A veto-wielding king is one of those real rights of mankind that Edmund Burke wrote about in his Reflections on the Revolution in France:
“Society requires not only that the passions of individuals should be subjected, but that even in the mass and body, as well as in the individuals, the inclinations of men should frequently be thwarted, their will controlled, and their passions brought into subjection. This can only be done by a power out of themselves, and not, in the exercise of its function, subject to that will and to those passions which it is its office to bridle and subdue. In this sense the restraints on men, as well as their liberties, are to be reckoned among their rights” (p. 51).
The children in a family may vote themselves jelly beans for breakfast, but the father is there to veto their decision for their own good. Likewise, the people or their representatives in a country may vote to allow abortion or to redefine marriage or to approve dangerous levels of deficit spending, but the king will be there to utter his fatherly No.
And should the king make a misstep, he, being one man, is easier to correct than an elected government backed by large segments of the population (take the covid totalitarianism for a good example of the latter).
France, again, provides U.S. conservatives with a cautionary tale. A biographer of Henri, the Comte de Chambord (d. 1883), heir to the throne of France, explained that one of the chief reasons the people of France did not accept him as their king was his refusal to accept the tricolor, the flag of the Revolution, as the national flag; he insisted on the pre-Revolutionary flag of the French monarchy (Chapter VI, “The White-Flag Crisis,” Marvin Brown, Jr., The Comte de Chambord: The Third Republic’s Uncompromising King, Durham, N.C., Duke UP, 1967, pgs. 102-38). Still, the greater number of the French people, who were given in the Comte an opportunity to reestablish a rightly oriented government, remained loyal to the Revolution and its symbols; the Comte never came into his inheritance; and the French have continued their decline into cultural decrepitude.

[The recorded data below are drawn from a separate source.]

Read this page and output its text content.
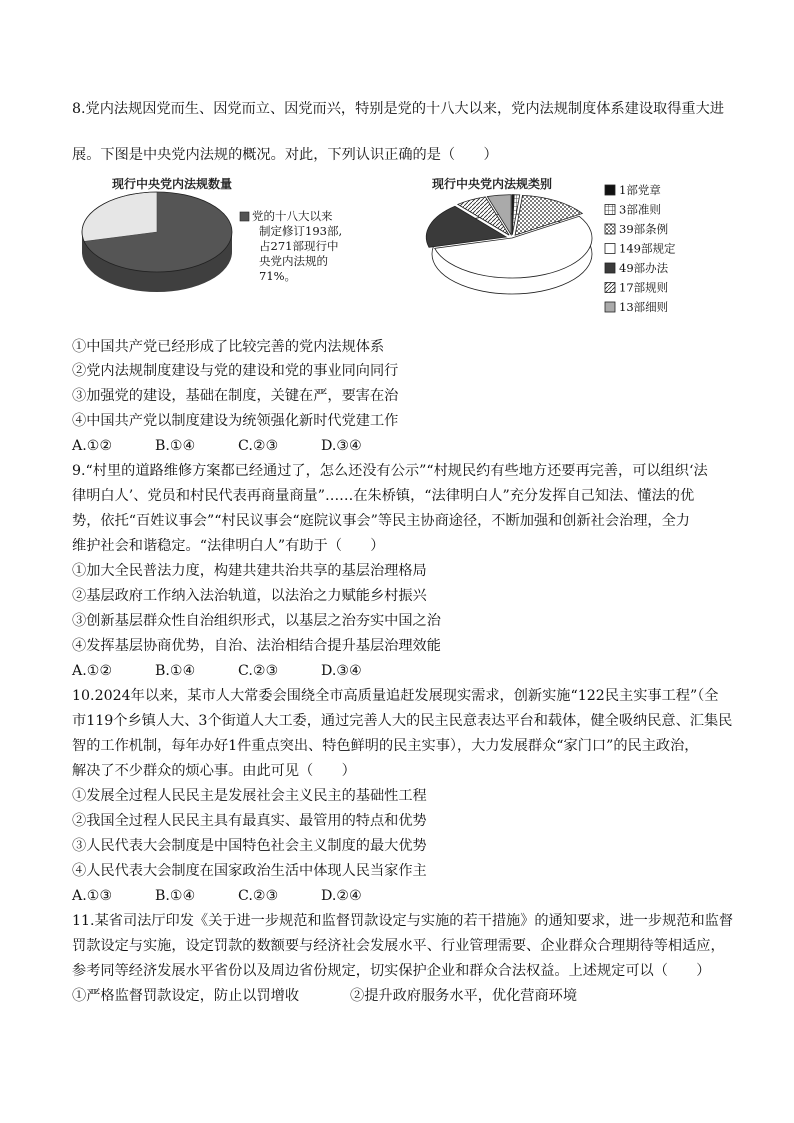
8.党内法规因党而生、因党而立、因党而兴，特别是党的十八大以来，党内法规制度体系建设取得重大进
展。下图是中央党内法规的概况。对此，下列认识正确的是（　　）
现行中央党内法规数量
党的十八大以来
制定修订193部,
占271部现行中
央党内法规的
71%。
现行中央党内法规类别	1部党章
3部准则
39部条例
149部规定
49部办法
17部规则
13部细则
①中国共产党已经形成了比较完善的党内法规体系
②党内法规制度建设与党的建设和党的事业同向同行
③加强党的建设，基础在制度，关键在严，要害在治
④中国共产党以制度建设为统领强化新时代党建工作
A.①②	B.①④	C.②③	D.③④
9.“村里的道路维修方案都已经通过了，怎么还没有公示”“村规民约有些地方还要再完善，可以组织‘法
律明白人’、党员和村民代表再商量商量”……在朱桥镇，“法律明白人”充分发挥自己知法、懂法的优
势，依托“百姓议事会”“村民议事会“庭院议事会”等民主协商途径，不断加强和创新社会治理，全力
维护社会和谐稳定。“法律明白人”有助于（　　）
①加大全民普法力度，构建共建共治共享的基层治理格局
②基层政府工作纳入法治轨道，以法治之力赋能乡村振兴
③创新基层群众性自治组织形式，以基层之治夯实中国之治
④发挥基层协商优势，自治、法治相结合提升基层治理效能
A.①②	B.①④	C.②③	D.③④
10.2024年以来，某市人大常委会围绕全市高质量追赶发展现实需求，创新实施“122民主实事工程”（全
市119个乡镇人大、3个街道人大工委，通过完善人大的民主民意表达平台和载体，健全吸纳民意、汇集民
智的工作机制，每年办好1件重点突出、特色鲜明的民主实事），大力发展群众“家门口”的民主政治，
解决了不少群众的烦心事。由此可见（　　）
①发展全过程人民民主是发展社会主义民主的基础性工程
②我国全过程人民民主具有最真实、最管用的特点和优势
③人民代表大会制度是中国特色社会主义制度的最大优势
④人民代表大会制度在国家政治生活中体现人民当家作主
A.①③	B.①④	C.②③	D.②④
11.某省司法厅印发《关于进一步规范和监督罚款设定与实施的若干措施》的通知要求，进一步规范和监督
罚款设定与实施，设定罚款的数额要与经济社会发展水平、行业管理需要、企业群众合理期待等相适应，
参考同等经济发展水平省份以及周边省份规定，切实保护企业和群众合法权益。上述规定可以（　　）
①严格监督罚款设定，防止以罚增收	②提升政府服务水平，优化营商环境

The United States did not undergo as violent a revolution as did the French, but it was a revolution nonetheless: The king was removed, and ruling authority passed from God above to the people below. If U.S. conservatives cannot agree even to the idea that it would be a worthwhile goal to put a monarch back on the throne, we will be placing little bits of authority-denying, antinomian dynamite into whatever edifice of normality we are able to build that will blow the thing sky-high one day when we aren’t expecting it. And the results for the rest of the countries of the world, needless to say, will not be beneficial.